Ma se le teste “fiorite” dell’Arcimboldo sono ormai familiari al grande pubblico, realizzate per lo più proprio durante il suo soggiorno praghese, e utilizzate per la loro modernità anche dal linguaggio pubblicitario, pochi sanno forse che egli lavorò anche per il Duomo di Milano, dove ancor oggi resta testimonianza della sua attività artistica. Si tratta, in particolare, di alcune vetrate che Giuseppe ideò insieme al padre Biagio fra il 1549 e il 1557, agli inizi, cioè, della carriera del nostro pittore.

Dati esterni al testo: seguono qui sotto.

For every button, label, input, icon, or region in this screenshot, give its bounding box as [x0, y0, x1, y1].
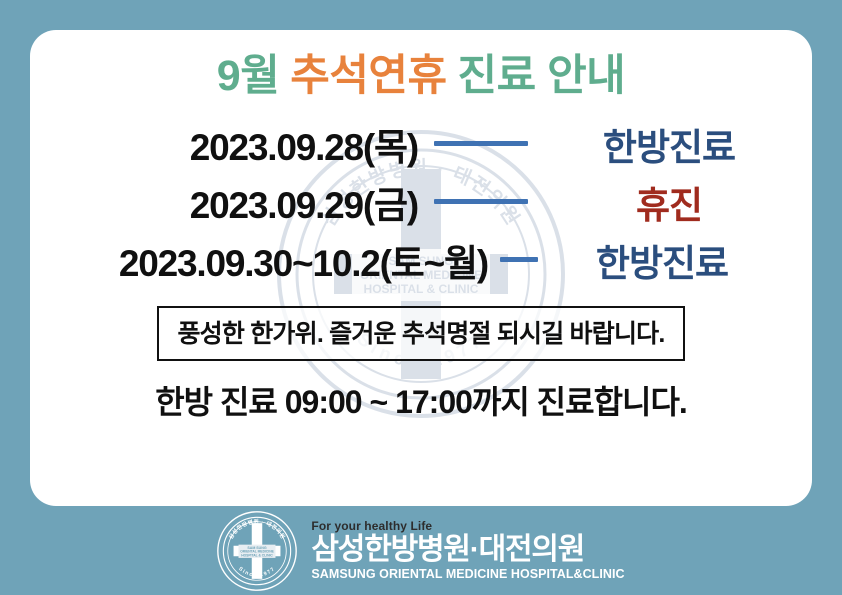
schedule-row: 2023.09.28(목) 한방진료	[30, 118, 812, 170]
schedule-row: 2023.09.29(금) 휴진	[30, 176, 812, 228]
svg-text:ORIENTAL MEDICINE: ORIENTAL MEDICINE	[241, 549, 275, 553]
footer-tagline: For your healthy Life	[311, 520, 624, 532]
schedule-separator-dash-icon	[500, 257, 538, 262]
holiday-notice-poster: SAM SUNG ORIENTAL MEDICINE HOSPITAL & CL…	[0, 0, 842, 595]
page-title: 9월추석연휴진료 안내	[30, 52, 812, 102]
schedule-date: 2023.09.29(금)	[48, 175, 418, 229]
title-holiday: 추석연휴	[290, 52, 446, 100]
greeting-message: 풍성한 한가위. 즐거운 추석명절 되시길 바랍니다.	[157, 306, 684, 361]
svg-text:SAM SUNG: SAM SUNG	[248, 545, 267, 549]
clinic-hours-text: 한방 진료 09:00 ~ 17:00까지 진료합니다.	[30, 377, 812, 423]
schedule-separator-dash-icon	[434, 199, 528, 204]
notice-content: 9월추석연휴진료 안내 2023.09.28(목) 한방진료 2023.09.2…	[30, 30, 812, 506]
title-month: 9월	[217, 52, 279, 100]
schedule-list: 2023.09.28(목) 한방진료 2023.09.29(금) 휴진 2023…	[30, 118, 812, 286]
schedule-status: 한방진료	[550, 233, 774, 287]
greeting-box-wrapper: 풍성한 한가위. 즐거운 추석명절 되시길 바랍니다.	[30, 306, 812, 361]
footer-hospital-name-en: SAMSUNG ORIENTAL MEDICINE HOSPITAL&CLINI…	[311, 568, 624, 581]
footer-text-block: For your healthy Life 삼성한방병원·대전의원 SAMSUN…	[311, 520, 624, 581]
footer-branding: SAM SUNG ORIENTAL MEDICINE HOSPITAL & CL…	[0, 506, 842, 595]
schedule-row: 2023.09.30~10.2(토~월) 한방진료	[30, 234, 812, 286]
schedule-status: 휴진	[544, 175, 794, 229]
schedule-status: 한방진료	[544, 117, 794, 171]
hospital-emblem-icon: SAM SUNG ORIENTAL MEDICINE HOSPITAL & CL…	[217, 511, 297, 591]
schedule-date: 2023.09.28(목)	[48, 117, 418, 171]
schedule-separator-dash-icon	[434, 141, 528, 146]
svg-text:HOSPITAL & CLINIC: HOSPITAL & CLINIC	[242, 553, 274, 557]
notice-card: SAM SUNG ORIENTAL MEDICINE HOSPITAL & CL…	[30, 30, 812, 506]
footer-hospital-name-ko: 삼성한방병원·대전의원	[311, 535, 624, 565]
title-suffix: 진료 안내	[458, 52, 626, 100]
schedule-date: 2023.09.30~10.2(토~월)	[68, 233, 488, 287]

L’opera più interessante e completa realizzata per la cattedrale dai due Arcimboldi (e qui il plurale pare appropiato!) è la bella, smagliante vetrata con le storie di Santa Caterina d’Alessandria che nobilita il grande finestrone situato sopra la porta laterale del Duomo. Alla santa, in verità, era già stata dedicata una vetrata a metà del XV secolo, ma gli antelli purtroppo erano andati dispersi. La Fabbrica del Duomo, così, facendosi interprete di un diffuso culto popolare, volle rimediare a quella perdita affidando la nuova vetrata a un artista di provata esperienza, Biagio Arcimboldi, appunto, attivo nel cantiere della cattedrale fin dal 1518, che coinvolse quindi anche il figlio Giuseppe.

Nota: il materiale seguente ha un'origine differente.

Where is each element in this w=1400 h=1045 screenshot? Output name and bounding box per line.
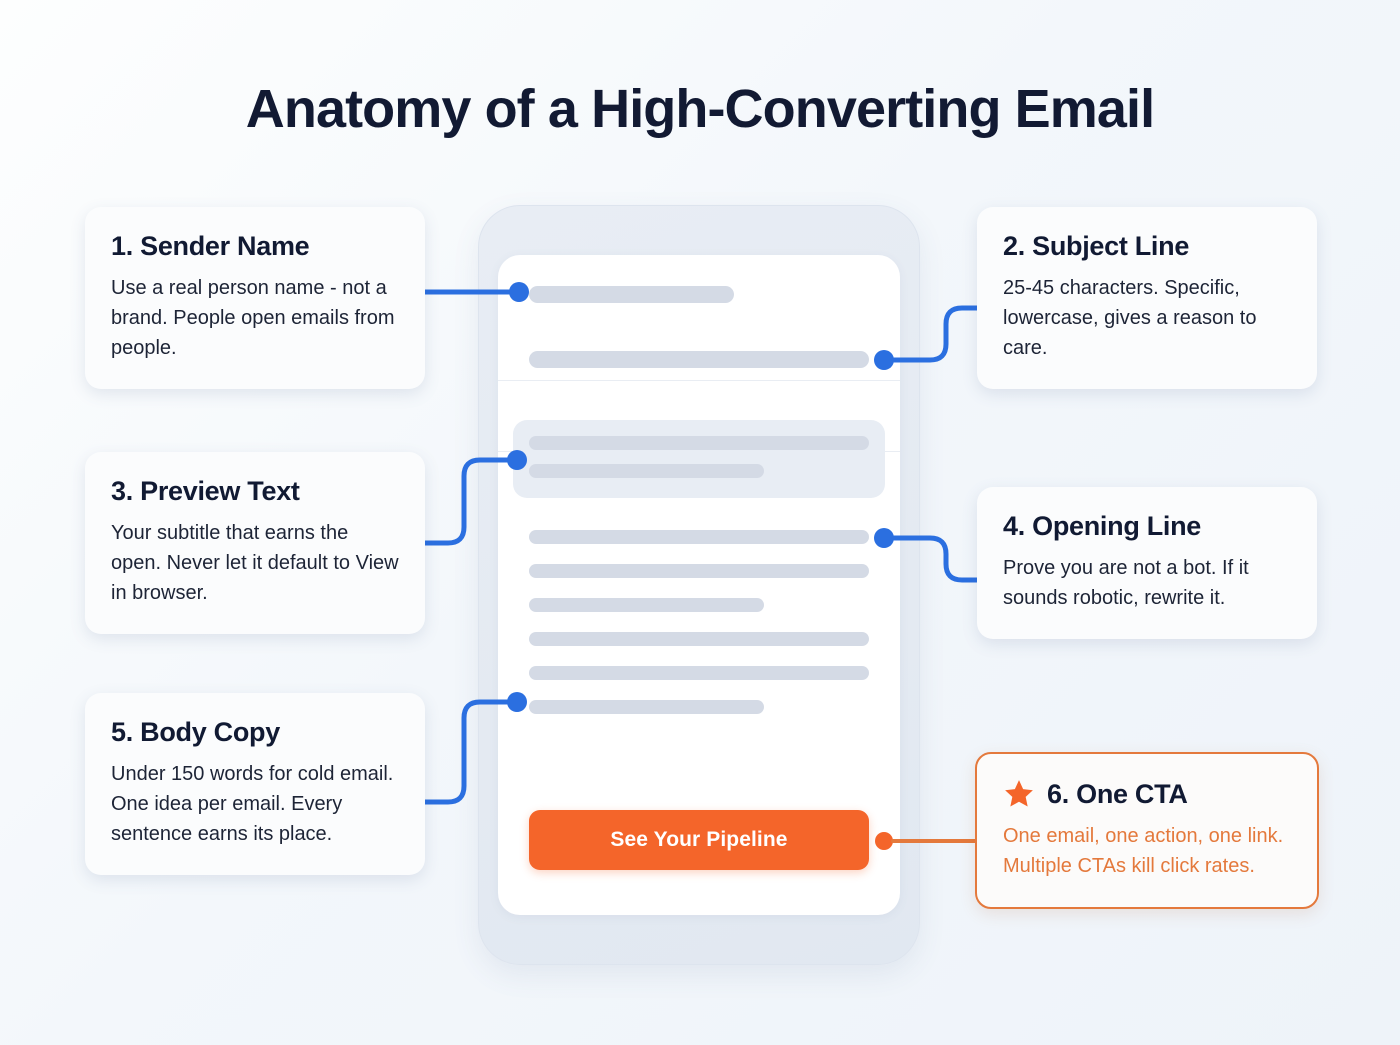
body-copy-bar-2 (529, 564, 869, 578)
card-heading: 1. Sender Name (111, 231, 399, 262)
body-copy-bar-3 (529, 598, 764, 612)
annotation-card-body-copy[interactable]: 5. Body Copy Under 150 words for cold em… (85, 693, 425, 875)
annotation-card-sender-name[interactable]: 1. Sender Name Use a real person name - … (85, 207, 425, 389)
cta-button[interactable]: See Your Pipeline (529, 810, 869, 870)
card-heading-row: 6. One CTA (1003, 778, 1291, 810)
email-preview-screen: See Your Pipeline (498, 255, 900, 915)
infographic-canvas: Anatomy of a High-Converting Email See Y… (0, 0, 1400, 1045)
body-copy-bar-4 (529, 632, 869, 646)
sender-name-bar (529, 286, 734, 303)
card-heading: 5. Body Copy (111, 717, 399, 748)
preview-text-block (513, 420, 885, 498)
card-heading: 6. One CTA (1047, 779, 1188, 810)
card-body: 25-45 characters. Specific, lowercase, g… (1003, 273, 1291, 363)
card-body: Use a real person name - not a brand. Pe… (111, 273, 399, 363)
divider-1 (498, 380, 900, 381)
annotation-card-preview-text[interactable]: 3. Preview Text Your subtitle that earns… (85, 452, 425, 634)
preview-text-bar-2 (529, 464, 764, 478)
card-body: Your subtitle that earns the open. Never… (111, 518, 399, 608)
card-heading: 3. Preview Text (111, 476, 399, 507)
annotation-card-subject-line[interactable]: 2. Subject Line 25-45 characters. Specif… (977, 207, 1317, 389)
card-heading: 4. Opening Line (1003, 511, 1291, 542)
star-icon (1003, 778, 1035, 810)
subject-line-bar (529, 351, 869, 368)
card-body: One email, one action, one link. Multipl… (1003, 821, 1291, 881)
card-body: Prove you are not a bot. If it sounds ro… (1003, 553, 1291, 613)
annotation-card-opening-line[interactable]: 4. Opening Line Prove you are not a bot.… (977, 487, 1317, 639)
card-body: Under 150 words for cold email. One idea… (111, 759, 399, 849)
body-copy-bar-1 (529, 530, 869, 544)
body-copy-bar-5 (529, 666, 869, 680)
card-heading: 2. Subject Line (1003, 231, 1291, 262)
preview-text-bar-1 (529, 436, 869, 450)
body-copy-bar-6 (529, 700, 764, 714)
page-title: Anatomy of a High-Converting Email (0, 78, 1400, 140)
annotation-card-one-cta[interactable]: 6. One CTA One email, one action, one li… (975, 752, 1319, 909)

I disegni degli Arcimboldi vennero assai probabilmente trasposti in vetro da un maestro vetraio come Corrado de Mochis da Colonia, che seppe mantenere le caratteristiche peculiari dei due pittori milanesi, così affini tra loro – e non solo per sangue – ma anche così diversi nel modo di trattare il disegno e il colore. Biagio, infatti, si esprime con una narrativa più morbida, dagli accenti ancora luineschi e dai tratti classici e raffinati, seppur “mitigati” da una tavolozza morbida, quasi “vaporosa”. Giuseppe, invece, si riconosce per un disegno nervoso, sicuramente più originale, che trasmette grande vivacità alle figure, anche attraverso l’uso di colori più intensi. Opere che, se ancora lontane dalle “ghiribizzose” invenzioni della maturità del nostro pittore, rivelano già il suo sottile cerebralismo, la sua propensione per motivi fantastici e fortemente espressivi.
Purtroppo tutti gli altri lavori che Giuseppe Arcimboldo realizzò per il Duomo di Milano in quegli anni di febbrile attività sono andati perduti, e oggi non ne rimane traccia che negli archivi della Fabbrica. Sappiamo, così, che nel 1551 l’artista dipinse una «Vergine con la facciata del Duomo» presso l’adiacente corte ducale, mentre l’anno successivo eseguì un cartone di tema natalizio, un gonfalone con l’effigie di sant’Ambrogio e un’altra immagine mariana.
Nel febbraio del 1554, inoltre, l’Arcimboldo ricevette un pagamento per aver dipinto le ante dell’orfano appena terminato dall’Antegnati. E nei mesi successivi fu impegnato a decorare, sempre per conto della Veneranda Fabbrica, palchi e portici, insegne e apparati scenici in occasioni di solennità religiose: un’abilità, questa, che negli anni seguenti sarà particolarmente apprezzata proprio alla corte imperiale di Praga.